One night, following our Twalk victory of a six-pack of Wheet-Bix, I set about concocting a meal made with Weetbix in every dish. From egg/parm/spinach/Weetabix “meatballs” that made our vegetarian practically weep to the best crispy WeetBix-breaded tofu of the semester, it was a huge success. That night none of our extended veggie dinner attendees showed up, so it was just the fish, happily chomping on our winnings. 


My best dishes included some life-changing risotto, a bastardized italian wedding soup with chickpeas instead of meatballs, a make-your-own spring roll night, fried green tomatoes, hand-made gnocchi, and endless combinations of fried tofu/halloumi/chickpeas, depending on the night. 


I learned a lot about food over the course of the semester. I perfected my brown rice recipe, I learned about all of the ways you can use Wheet-Bix in savory dishes, I made buckets of carrot-top chimichurri and vats of veggie broth, I got very creative with my veggie scraps. In many ways this was the first time I had a kitchen to myself–not shared with 15 other vegan-housemates, not Tiger’s gross Halifax apartment kitchen, but the first place where for the most part I got to make the rules and set the tone. I still had to contend with flatmates, but it felt like I got to settle into a pantry and a kitchen of my own in a way I hadn’t before.


In between veggie dinners, I’d often end up cooking for one friend or another on one of the other nights of the week between backpacking trips, which usually involved some more scrap-usage and an Asian-inspired rice bowl type concoction, usually to Dylan’s chagrin. For our backpacking trips, I always did the shopping, alone in our local New World listening to podcasts and exploring cooking instructions, and I usually cooked, too, delighting in some wonderful new combinations and old classics. 


In a surprise to know one, the food of the semester was one of the most important throughlines. I really realized how much eating and cooking good food matters to me this year, all the way back to our impromptu dinner parties in Tanzania. It seems food, growing it, cooking it, sharing it with others, is going to be a theme of my adult life.
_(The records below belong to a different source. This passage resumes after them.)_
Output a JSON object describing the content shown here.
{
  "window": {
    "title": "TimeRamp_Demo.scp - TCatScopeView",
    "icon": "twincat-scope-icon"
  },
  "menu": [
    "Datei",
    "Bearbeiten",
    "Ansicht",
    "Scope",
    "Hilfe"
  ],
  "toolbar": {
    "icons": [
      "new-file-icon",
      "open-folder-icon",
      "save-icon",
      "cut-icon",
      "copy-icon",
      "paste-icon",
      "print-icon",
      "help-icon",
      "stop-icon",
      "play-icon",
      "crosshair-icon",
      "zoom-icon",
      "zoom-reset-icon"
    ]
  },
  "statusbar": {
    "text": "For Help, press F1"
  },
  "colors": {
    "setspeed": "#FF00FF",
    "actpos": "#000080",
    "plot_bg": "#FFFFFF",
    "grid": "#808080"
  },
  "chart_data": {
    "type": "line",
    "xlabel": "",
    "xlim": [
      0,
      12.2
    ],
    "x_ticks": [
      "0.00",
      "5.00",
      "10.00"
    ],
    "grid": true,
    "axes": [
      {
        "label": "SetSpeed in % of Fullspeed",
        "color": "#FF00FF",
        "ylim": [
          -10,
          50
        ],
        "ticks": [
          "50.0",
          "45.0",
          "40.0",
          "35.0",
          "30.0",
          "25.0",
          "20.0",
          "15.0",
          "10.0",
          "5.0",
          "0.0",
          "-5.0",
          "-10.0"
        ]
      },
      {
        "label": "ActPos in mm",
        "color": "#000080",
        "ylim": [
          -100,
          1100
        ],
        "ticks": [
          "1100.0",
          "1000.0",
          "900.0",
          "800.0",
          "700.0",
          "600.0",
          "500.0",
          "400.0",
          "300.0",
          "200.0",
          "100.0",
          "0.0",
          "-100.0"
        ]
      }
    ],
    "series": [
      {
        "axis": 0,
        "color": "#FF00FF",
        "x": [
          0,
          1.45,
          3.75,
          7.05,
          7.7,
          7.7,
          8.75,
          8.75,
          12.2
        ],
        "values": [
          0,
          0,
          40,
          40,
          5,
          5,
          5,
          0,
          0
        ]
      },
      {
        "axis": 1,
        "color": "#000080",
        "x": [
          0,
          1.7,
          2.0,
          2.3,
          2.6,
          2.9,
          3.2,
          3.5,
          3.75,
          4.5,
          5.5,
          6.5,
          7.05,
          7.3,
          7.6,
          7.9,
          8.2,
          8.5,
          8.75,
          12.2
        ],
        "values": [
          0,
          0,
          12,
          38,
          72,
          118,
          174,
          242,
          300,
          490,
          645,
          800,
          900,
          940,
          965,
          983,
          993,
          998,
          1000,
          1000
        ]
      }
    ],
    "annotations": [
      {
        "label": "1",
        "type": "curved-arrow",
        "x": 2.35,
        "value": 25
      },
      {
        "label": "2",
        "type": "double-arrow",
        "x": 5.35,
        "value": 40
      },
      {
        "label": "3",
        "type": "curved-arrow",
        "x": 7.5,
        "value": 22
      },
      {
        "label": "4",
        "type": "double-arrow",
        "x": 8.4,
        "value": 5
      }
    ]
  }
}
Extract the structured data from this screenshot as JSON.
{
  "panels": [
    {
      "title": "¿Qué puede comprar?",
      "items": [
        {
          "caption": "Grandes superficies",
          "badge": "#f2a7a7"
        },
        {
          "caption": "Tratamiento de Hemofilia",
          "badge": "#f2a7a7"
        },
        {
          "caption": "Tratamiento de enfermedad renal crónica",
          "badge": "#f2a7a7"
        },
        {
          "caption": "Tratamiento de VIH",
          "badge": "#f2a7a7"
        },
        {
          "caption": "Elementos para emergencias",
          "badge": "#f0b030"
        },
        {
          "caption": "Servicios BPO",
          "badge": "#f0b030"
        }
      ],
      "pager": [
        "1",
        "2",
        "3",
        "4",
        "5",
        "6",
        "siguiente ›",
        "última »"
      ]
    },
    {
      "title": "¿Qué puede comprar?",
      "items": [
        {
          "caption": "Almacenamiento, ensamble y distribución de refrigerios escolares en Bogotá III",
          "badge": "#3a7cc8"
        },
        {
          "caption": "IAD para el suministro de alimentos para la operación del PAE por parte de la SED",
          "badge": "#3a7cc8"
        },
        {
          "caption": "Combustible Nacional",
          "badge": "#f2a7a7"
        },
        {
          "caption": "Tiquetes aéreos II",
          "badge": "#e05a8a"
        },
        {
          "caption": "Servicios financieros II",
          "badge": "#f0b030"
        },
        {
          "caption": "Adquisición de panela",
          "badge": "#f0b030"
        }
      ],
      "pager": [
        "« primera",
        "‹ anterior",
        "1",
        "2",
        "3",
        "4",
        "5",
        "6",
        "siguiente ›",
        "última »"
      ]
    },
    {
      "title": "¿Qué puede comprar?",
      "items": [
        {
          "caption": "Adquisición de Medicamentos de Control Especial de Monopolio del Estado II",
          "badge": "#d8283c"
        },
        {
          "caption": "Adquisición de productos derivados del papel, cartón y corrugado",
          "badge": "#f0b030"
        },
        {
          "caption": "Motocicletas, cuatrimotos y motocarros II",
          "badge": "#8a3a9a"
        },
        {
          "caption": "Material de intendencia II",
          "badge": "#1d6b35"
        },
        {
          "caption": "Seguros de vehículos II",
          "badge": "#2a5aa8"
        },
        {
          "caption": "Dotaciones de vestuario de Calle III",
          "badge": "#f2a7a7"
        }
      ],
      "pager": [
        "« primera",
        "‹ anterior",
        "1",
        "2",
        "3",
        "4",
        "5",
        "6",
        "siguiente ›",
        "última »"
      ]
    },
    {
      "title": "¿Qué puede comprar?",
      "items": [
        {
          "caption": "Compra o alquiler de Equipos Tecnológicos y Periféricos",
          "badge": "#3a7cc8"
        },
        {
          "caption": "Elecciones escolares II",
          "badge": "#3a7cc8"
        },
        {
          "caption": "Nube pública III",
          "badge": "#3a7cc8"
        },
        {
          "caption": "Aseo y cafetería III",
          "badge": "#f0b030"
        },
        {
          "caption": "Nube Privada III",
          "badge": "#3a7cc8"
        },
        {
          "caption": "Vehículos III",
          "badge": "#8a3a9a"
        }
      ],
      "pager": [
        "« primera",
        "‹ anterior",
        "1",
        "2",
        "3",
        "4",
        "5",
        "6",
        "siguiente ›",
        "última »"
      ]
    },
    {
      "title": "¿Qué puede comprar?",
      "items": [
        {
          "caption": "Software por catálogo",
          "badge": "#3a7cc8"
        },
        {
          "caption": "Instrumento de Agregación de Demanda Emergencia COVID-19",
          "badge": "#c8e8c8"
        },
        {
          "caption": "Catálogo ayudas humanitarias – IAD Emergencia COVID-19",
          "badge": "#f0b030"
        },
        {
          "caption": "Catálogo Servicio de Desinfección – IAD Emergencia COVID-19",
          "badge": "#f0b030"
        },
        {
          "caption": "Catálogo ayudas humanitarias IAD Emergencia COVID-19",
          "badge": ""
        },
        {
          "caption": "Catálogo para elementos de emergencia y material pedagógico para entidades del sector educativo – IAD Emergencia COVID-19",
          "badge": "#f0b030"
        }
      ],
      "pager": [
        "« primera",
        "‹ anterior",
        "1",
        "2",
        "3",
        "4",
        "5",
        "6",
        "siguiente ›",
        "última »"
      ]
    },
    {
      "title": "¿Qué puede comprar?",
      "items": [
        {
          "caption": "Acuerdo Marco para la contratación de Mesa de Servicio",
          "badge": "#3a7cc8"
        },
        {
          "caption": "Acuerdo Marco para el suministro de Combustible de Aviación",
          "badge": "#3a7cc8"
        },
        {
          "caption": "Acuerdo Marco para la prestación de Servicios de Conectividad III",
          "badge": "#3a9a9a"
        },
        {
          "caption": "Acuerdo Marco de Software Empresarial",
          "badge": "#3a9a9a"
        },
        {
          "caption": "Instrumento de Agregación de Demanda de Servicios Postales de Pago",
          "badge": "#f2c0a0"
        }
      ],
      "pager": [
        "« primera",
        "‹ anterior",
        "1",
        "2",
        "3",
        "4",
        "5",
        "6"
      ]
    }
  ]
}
I hope that music made by friends, good cheer around a dinner table, and locally-grown veggies are always part of that equation, and that these veggie dinners were the first of many food-based traditions with people I love.


Veggie dinner also instilled in me a wonderful sense of routine for the week. It encouraged me to go to the farm even when I was exhausted on a Monday to make sure I had enough veggies, it got me up in the morning on Tuesdays to make veggie broth from the last week’s leftovers, and it ensured that every Tuesday night I’d have something to look forward to in the midst of my so-so Monday-Wednesdays in Christchurch. 


Veggie dinner instilled in me how much I love to bring together a group of people, something I already knew. It instilled in me that you can always slap together a set of dishes that make people smile. It instilled me in me that nothing tastes better than fresh, local veggies eaten amongst friends.


Veggie dinners made for a perfect excuse to get a little tipsy and a lot silly, an excuse for me to make a mess and get help cleaning up, a day to ensure our weeks were always a little brighter, louder, and more delicious. Did they make me an enemy of the people in my apartment? Yeah, a little bit. Would I do it again? Absolutely. To the first of many sets of veggie dinners, and the people who inspired me to cook them good food. I miss it already.